Nein. Und wenn man bedenkt, welche Möglichkeiten die Schweiz im Moment hätte, ist das Fazit noch schlechter. Die Schweiz ist Mitglied im UNO-Sicherheitsrat. Sie wäre verpflichtet, gegen Menschenrechtsverletzungen und ethnische Säuberung vorzugehen. Stattdessen schweigt sie und lässt die Chance ungenutzt verstreichen.

Die Migros macht Geschäfte mit der aserischen Energiefirma Socar und finanziert so Aserbaidschans Aufrüstung mit. Müsste man nicht mehr Druck auf die Migros machen?

Die Migros ist leider nur die sichtbare Spitze eines Eisbergs. Die wirtschaftliche Verknüpfung der Schweiz und Aserbaidschans geht viel weiter: Der Grossteil des aserischen Staatshaushalts wird mit Öl- und Gasverkauf am Platz Genf umgesetzt. Es handelt sich um eine riesige Geldmaschine für den Völkermord. Die Migros ist insofern Steigbügelhalterin für diese Aktivitäten, indem sie mit der Socar-Partnerschaft dieser Firma den Anstrich von Normalität gibt. Deshalb müssen wir hier laut sagen: «Achtung, Socar ist keine normale Firma, tankt nicht dort!» Die Demaskierung ihres Partners ist wohl der beste Druck auf die Migros.

Die Lage für die 120’000 Armenier ist prekär. CSI-Partner Vardan Tadevosyan in Berg-Karabach befürchtet, dass wegen des Mangels an Lebensmitteln und Medikamenten bald Menschen sterben werden. Warum sieht die Weltgemeinschaft schulterzuckend weg?

Der Weltgemeinschaft sind die Armenier nach wie vor egal. Der Krieg in der Ukraine absorbiert die westliche Wertegemeinschaft und schwächt gleichzeitig die armenische Schutz- resp. Besatzungsmacht Russland. Und dann hat Aserbaidschan auch noch Öl und Gas. Da dieses jetzt ohnehin ziemlich rar ist, schaut man halt weg, um den potenziellen Lieferanten nicht zu verärgern.

Wo sehen Sie noch Möglichkeiten, den Karabach-Konflikt in Parlament und Regierung zum Thema zu machen?

Ich habe mit einem Postulat vom Bundesrat eine Eurasien-Strategie verlangt.
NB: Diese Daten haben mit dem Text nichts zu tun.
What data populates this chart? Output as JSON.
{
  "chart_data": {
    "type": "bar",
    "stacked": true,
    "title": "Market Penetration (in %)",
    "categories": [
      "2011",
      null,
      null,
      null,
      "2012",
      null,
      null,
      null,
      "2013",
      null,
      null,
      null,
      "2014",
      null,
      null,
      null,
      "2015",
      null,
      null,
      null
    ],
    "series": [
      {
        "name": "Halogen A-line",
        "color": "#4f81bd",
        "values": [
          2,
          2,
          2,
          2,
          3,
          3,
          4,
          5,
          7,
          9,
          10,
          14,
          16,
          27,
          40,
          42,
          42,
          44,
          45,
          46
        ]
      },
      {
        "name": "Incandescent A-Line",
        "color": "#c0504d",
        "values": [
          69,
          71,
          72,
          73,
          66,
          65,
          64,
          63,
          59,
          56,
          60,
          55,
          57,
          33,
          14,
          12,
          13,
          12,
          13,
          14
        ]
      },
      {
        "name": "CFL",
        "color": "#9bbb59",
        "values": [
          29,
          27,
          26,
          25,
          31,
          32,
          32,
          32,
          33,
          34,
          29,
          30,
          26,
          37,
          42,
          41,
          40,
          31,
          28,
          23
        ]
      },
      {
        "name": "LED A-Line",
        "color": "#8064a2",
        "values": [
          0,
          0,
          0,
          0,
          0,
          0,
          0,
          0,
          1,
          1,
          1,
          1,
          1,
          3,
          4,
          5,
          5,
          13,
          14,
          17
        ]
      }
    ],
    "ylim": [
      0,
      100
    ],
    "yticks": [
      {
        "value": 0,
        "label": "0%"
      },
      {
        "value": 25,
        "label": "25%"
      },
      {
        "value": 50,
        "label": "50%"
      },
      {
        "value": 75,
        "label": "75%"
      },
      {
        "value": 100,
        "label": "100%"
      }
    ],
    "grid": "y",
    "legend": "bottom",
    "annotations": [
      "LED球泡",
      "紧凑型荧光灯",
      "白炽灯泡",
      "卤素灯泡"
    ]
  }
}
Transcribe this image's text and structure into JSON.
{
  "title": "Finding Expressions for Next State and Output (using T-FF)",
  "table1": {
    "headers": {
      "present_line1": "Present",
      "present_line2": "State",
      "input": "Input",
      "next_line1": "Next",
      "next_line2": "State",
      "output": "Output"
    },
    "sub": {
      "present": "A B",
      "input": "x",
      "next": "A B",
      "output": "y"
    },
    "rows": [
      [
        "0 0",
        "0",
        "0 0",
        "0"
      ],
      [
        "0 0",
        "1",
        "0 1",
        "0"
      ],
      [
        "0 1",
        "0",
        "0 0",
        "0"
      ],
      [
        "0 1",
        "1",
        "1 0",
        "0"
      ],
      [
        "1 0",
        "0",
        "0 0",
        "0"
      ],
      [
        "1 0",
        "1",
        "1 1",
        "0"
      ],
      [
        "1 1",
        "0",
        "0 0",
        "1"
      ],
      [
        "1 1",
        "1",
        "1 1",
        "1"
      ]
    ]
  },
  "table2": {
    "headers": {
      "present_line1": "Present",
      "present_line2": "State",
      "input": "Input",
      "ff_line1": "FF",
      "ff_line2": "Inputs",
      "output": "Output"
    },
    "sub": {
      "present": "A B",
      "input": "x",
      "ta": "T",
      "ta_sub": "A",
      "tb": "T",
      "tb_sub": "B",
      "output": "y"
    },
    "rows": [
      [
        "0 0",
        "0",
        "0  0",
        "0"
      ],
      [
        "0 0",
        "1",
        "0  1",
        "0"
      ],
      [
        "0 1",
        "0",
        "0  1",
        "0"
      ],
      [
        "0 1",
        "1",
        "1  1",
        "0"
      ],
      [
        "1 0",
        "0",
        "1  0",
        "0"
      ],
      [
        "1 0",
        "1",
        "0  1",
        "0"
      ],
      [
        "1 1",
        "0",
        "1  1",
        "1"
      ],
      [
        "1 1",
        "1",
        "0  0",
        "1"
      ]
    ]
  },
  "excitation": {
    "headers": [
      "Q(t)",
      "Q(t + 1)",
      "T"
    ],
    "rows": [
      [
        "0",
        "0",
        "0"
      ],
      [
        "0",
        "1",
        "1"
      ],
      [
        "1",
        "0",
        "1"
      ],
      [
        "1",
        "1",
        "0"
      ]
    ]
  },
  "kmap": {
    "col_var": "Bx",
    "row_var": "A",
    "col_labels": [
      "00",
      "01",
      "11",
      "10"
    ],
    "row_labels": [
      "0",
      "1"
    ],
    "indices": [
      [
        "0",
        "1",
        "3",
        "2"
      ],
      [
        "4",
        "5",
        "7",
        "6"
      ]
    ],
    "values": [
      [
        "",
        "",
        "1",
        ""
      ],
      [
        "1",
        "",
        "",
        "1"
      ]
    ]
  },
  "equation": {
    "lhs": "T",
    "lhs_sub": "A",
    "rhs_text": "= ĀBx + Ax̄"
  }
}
Diese werde ich mit Nachdruck einfordern. Und sollte sie keine griffigen Massnahmen gegen den Völkermord enthalten – wie humanitäre Hilfe, Intervention im Sicherheitsrat, Sanktionen etc. -, werde ich sicher nachstossen und all dies einfordern.

Daneben laufen immer wieder Gespräche zwischen der parlamentarischen Gruppe Schweiz-Armenien und dem Aussendepartement. Wir werden nicht müde, die Regierung zu informieren und zu Taten aufzufordern. Das sind wir den Armeniern und der ganzen christlichen Wertegemeinschaft schuldig.